I kept praying for the rest of that week the same prayer - "God, give me peace. Regardless if I'm pregnant or not, make me okay with it. Help me to trust in Your will and not my own." So when I actually took the pregnancy test on that Saturday morning, I felt at peace regardless of the outcome - of course I was more than excited with our results :-)
Looking back, I know that God was at work in all of this. This was the original time we had wanted to get pregnant for the reasons I mentioned before. Because it took us 9 months to get pregnant, my relationship with my husband is that much better. We got to experience more things together and enjoy trips, and time with friends and family that would have been quite different if I had been pregnant.
I had always wanted a fall baby anyway - mainly because my maternity leave would cover the holidays and we could spend more time with our families. Plus, my child will be in the older part of his/her class which offers several advantages.
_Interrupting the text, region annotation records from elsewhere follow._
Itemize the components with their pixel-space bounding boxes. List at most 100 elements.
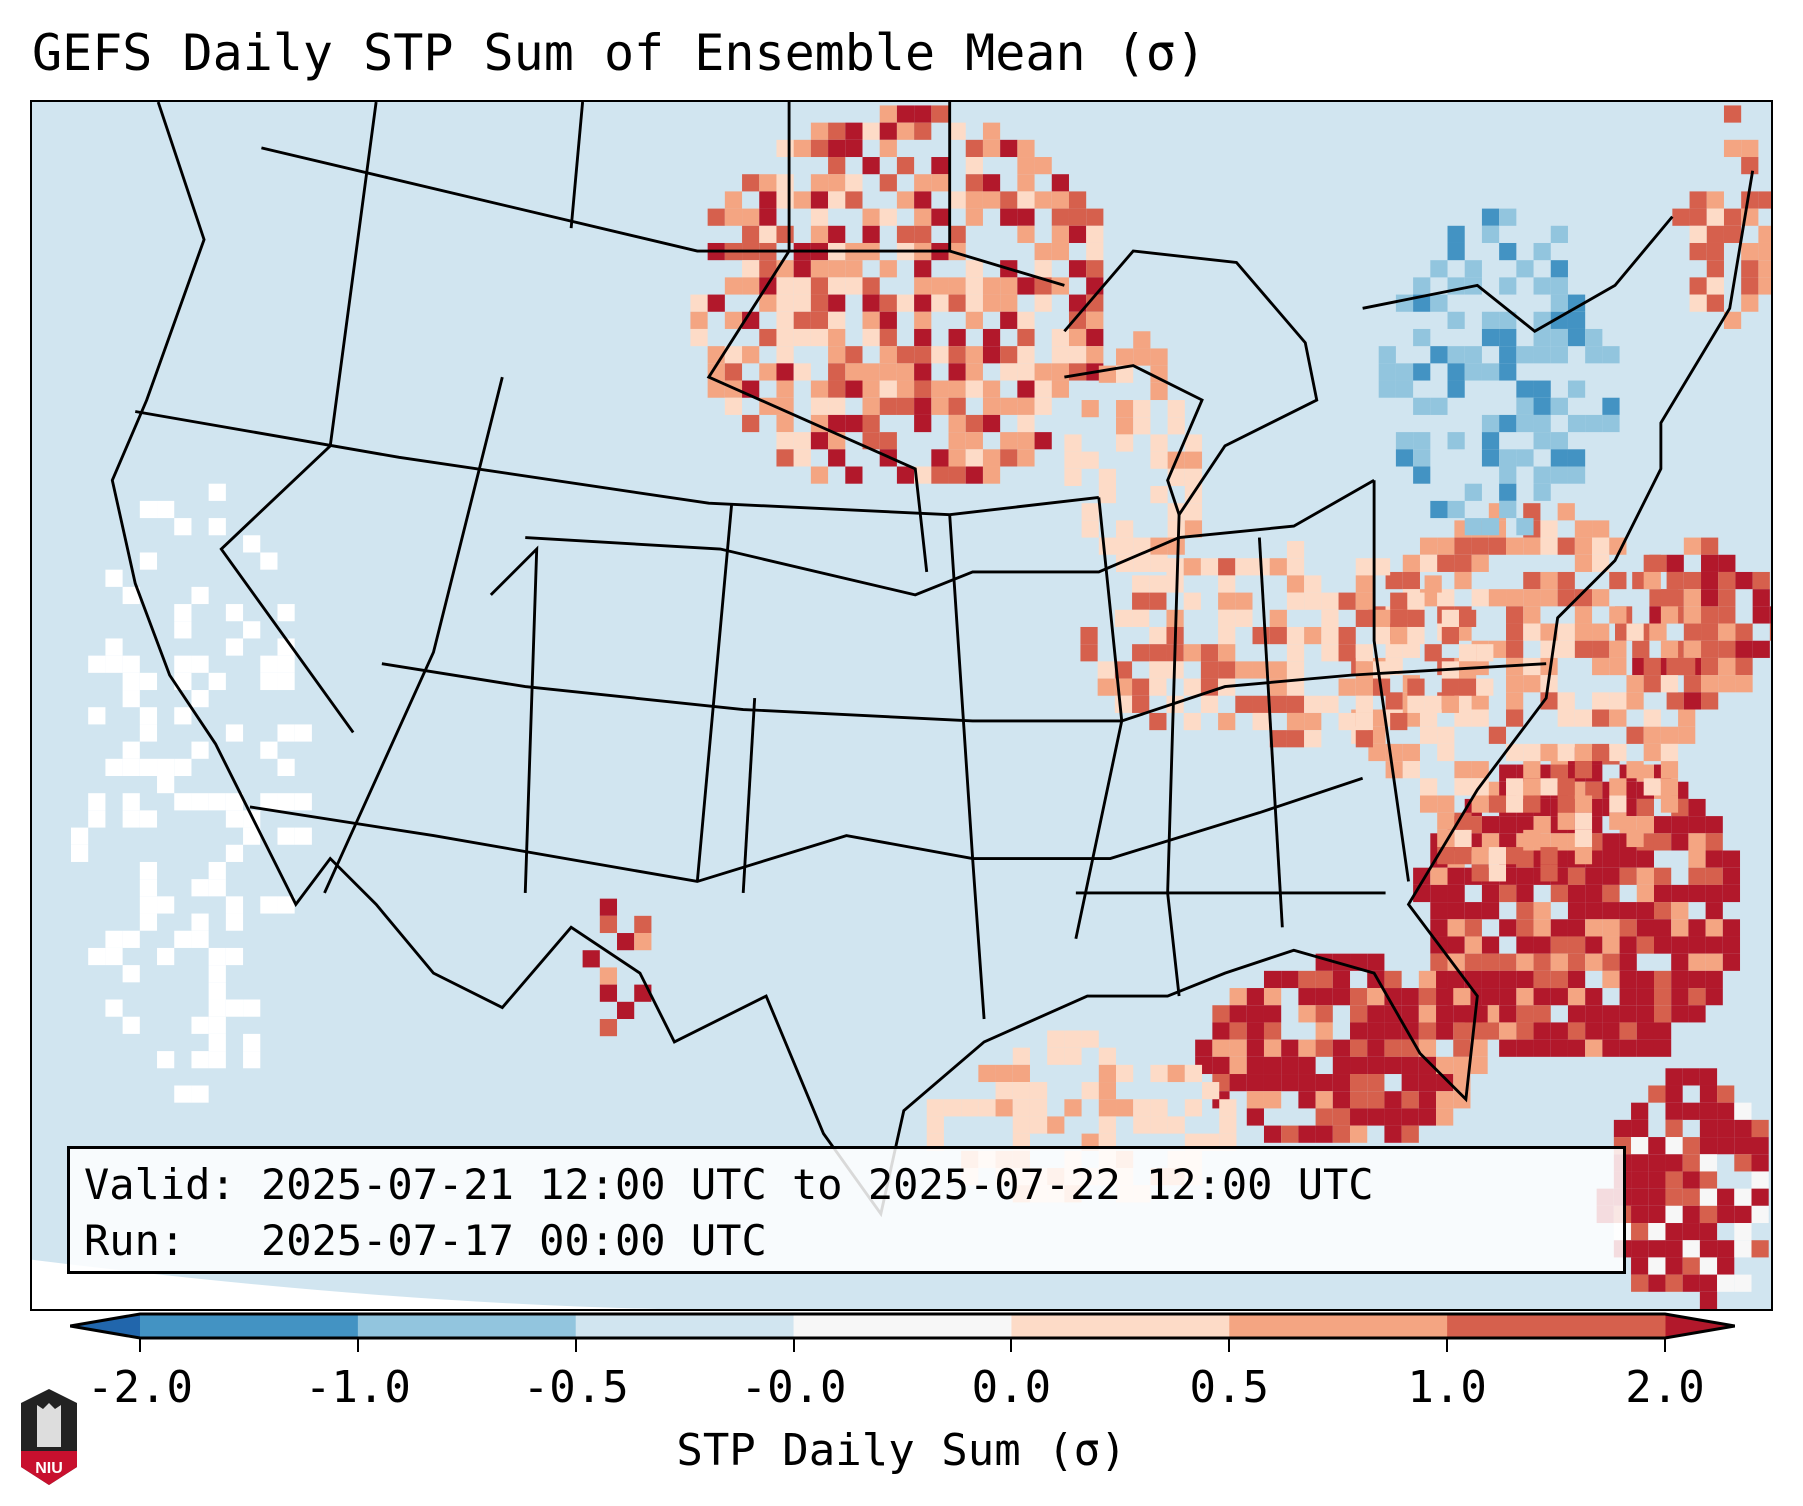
heatmap-cell bbox=[845, 466, 863, 484]
heatmap-cell bbox=[634, 933, 652, 951]
heatmap-cell bbox=[1533, 380, 1551, 398]
heatmap-cell bbox=[105, 930, 123, 948]
heatmap-cell bbox=[139, 861, 158, 880]
heatmap-cell bbox=[1384, 1005, 1402, 1023]
heatmap-cell bbox=[845, 346, 863, 364]
heatmap-cell bbox=[1550, 277, 1568, 295]
heatmap-cell bbox=[1643, 571, 1661, 590]
heatmap-cell bbox=[1372, 609, 1391, 627]
heatmap-cell bbox=[1574, 812, 1593, 830]
heatmap-cell bbox=[1574, 589, 1593, 607]
heatmap-cell bbox=[982, 397, 1001, 415]
heatmap-cell bbox=[1384, 1091, 1402, 1109]
heatmap-cell bbox=[948, 449, 966, 467]
heatmap-cell bbox=[1619, 1022, 1637, 1040]
colorbar-tick-label: -2.0 bbox=[87, 1362, 193, 1413]
heatmap-cell bbox=[1567, 936, 1586, 954]
heatmap-cell bbox=[810, 122, 829, 140]
heatmap-cell bbox=[1705, 988, 1723, 1006]
heatmap-cell bbox=[1034, 294, 1052, 312]
heatmap-cell bbox=[1441, 626, 1459, 645]
heatmap-cell bbox=[1458, 661, 1477, 679]
heatmap-cell bbox=[1609, 657, 1627, 676]
heatmap-cell bbox=[174, 621, 192, 639]
heatmap-cell bbox=[1430, 902, 1448, 920]
heatmap-cell bbox=[1218, 644, 1236, 662]
heatmap-cell bbox=[1626, 829, 1644, 848]
heatmap-cell bbox=[1516, 970, 1534, 989]
heatmap-cell bbox=[1332, 1074, 1351, 1092]
heatmap-cell bbox=[828, 191, 846, 209]
heatmap-cell bbox=[896, 191, 915, 209]
heatmap-cell bbox=[776, 174, 794, 192]
boundary-line bbox=[948, 514, 986, 1020]
heatmap-cell bbox=[690, 328, 708, 347]
heatmap-cell bbox=[1567, 1005, 1586, 1023]
heatmap-cell bbox=[896, 380, 915, 398]
heatmap-cell bbox=[1665, 1223, 1683, 1241]
heatmap-cell bbox=[810, 380, 829, 398]
heatmap-cell bbox=[1741, 139, 1759, 158]
heatmap-cell bbox=[1585, 414, 1603, 433]
heatmap-cell bbox=[1229, 1039, 1247, 1057]
heatmap-cell bbox=[862, 294, 880, 312]
heatmap-cell bbox=[724, 208, 743, 226]
heatmap-cell bbox=[896, 346, 915, 364]
heatmap-cell bbox=[1298, 1039, 1316, 1057]
heatmap-cell bbox=[1636, 884, 1654, 903]
heatmap-cell bbox=[914, 191, 932, 209]
heatmap-cell bbox=[1183, 558, 1201, 576]
heatmap-cell bbox=[1688, 833, 1706, 851]
heatmap-cell bbox=[1097, 678, 1115, 696]
heatmap-cell bbox=[931, 380, 949, 398]
heatmap-cell bbox=[879, 380, 897, 398]
heatmap-cell bbox=[1385, 692, 1403, 710]
heatmap-cell bbox=[1557, 812, 1575, 830]
heatmap-cell bbox=[1252, 661, 1270, 679]
heatmap-cell bbox=[1671, 833, 1689, 851]
heatmap-cell bbox=[1017, 449, 1035, 467]
heatmap-cell bbox=[1418, 1108, 1437, 1126]
heatmap-cell bbox=[1540, 589, 1558, 607]
heatmap-cell bbox=[1132, 695, 1150, 713]
heatmap-cell bbox=[1051, 380, 1069, 398]
heatmap-cell bbox=[1195, 1039, 1213, 1057]
heatmap-cell bbox=[724, 363, 743, 381]
heatmap-cell bbox=[157, 758, 175, 776]
heatmap-cell bbox=[1464, 919, 1482, 937]
heatmap-cell bbox=[845, 260, 863, 278]
heatmap-cell bbox=[995, 1082, 1013, 1100]
heatmap-cell bbox=[1631, 1205, 1649, 1224]
heatmap-cell bbox=[294, 827, 312, 845]
heatmap-cell bbox=[1321, 626, 1339, 645]
heatmap-cell bbox=[174, 1085, 192, 1103]
heatmap-cell bbox=[1540, 657, 1558, 676]
heatmap-cell bbox=[1516, 397, 1534, 415]
heatmap-cell bbox=[1017, 174, 1035, 192]
heatmap-cell bbox=[225, 913, 244, 931]
heatmap-cell bbox=[191, 586, 209, 605]
heatmap-cell bbox=[1332, 1039, 1351, 1057]
heatmap-cell bbox=[1631, 1188, 1649, 1206]
heatmap-cell bbox=[1609, 640, 1627, 658]
heatmap-cell bbox=[1648, 1085, 1666, 1103]
heatmap-cell bbox=[1436, 1005, 1454, 1023]
heatmap-cell bbox=[1626, 623, 1644, 641]
heatmap-cell bbox=[862, 363, 880, 381]
heatmap-cell bbox=[948, 294, 966, 312]
heatmap-cell bbox=[914, 277, 932, 295]
heatmap-cell bbox=[1481, 970, 1500, 989]
heatmap-cell bbox=[1218, 626, 1236, 645]
heatmap-cell bbox=[1648, 1154, 1666, 1172]
heatmap-cell bbox=[1407, 592, 1425, 610]
heatmap-cell bbox=[1540, 864, 1558, 882]
heatmap-cell bbox=[1081, 1030, 1099, 1048]
heatmap-cell bbox=[1367, 1022, 1385, 1040]
heatmap-cell bbox=[1315, 1091, 1333, 1109]
heatmap-cell bbox=[1751, 1205, 1769, 1224]
heatmap-cell bbox=[759, 225, 777, 243]
heatmap-cell bbox=[1133, 331, 1151, 349]
heatmap-cell bbox=[1471, 761, 1489, 779]
heatmap-cell bbox=[879, 363, 897, 381]
heatmap-cell bbox=[1183, 678, 1201, 696]
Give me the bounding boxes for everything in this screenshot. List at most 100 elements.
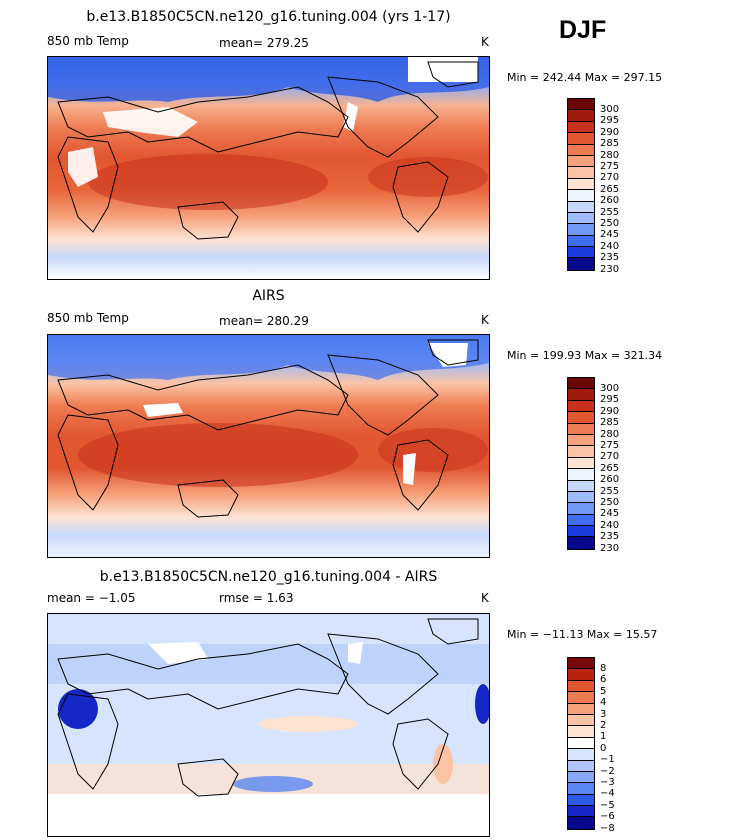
season-label: DJF xyxy=(559,16,607,44)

And finally, my friend Ali is pregnant about 4 weeks behind me. I know that God arranged for us to be pregnant together. Its nice to have another person (especially another first time mom) to share my experiences with - both good and bad. We even have the same midwife doing our prenatal care.
So, the lesson in all of this? Its the same lesson that God is always teaching me. That His timing is perfect - He carefully plans these things to work out for His glory and not my own. That I should be relying on Him and not my own knowledge. Especially when I start playing the "what if" game in my head, I have to look back in all of this (including multiple other moments in my life) and remember that He is in control. And I'm truly thankful.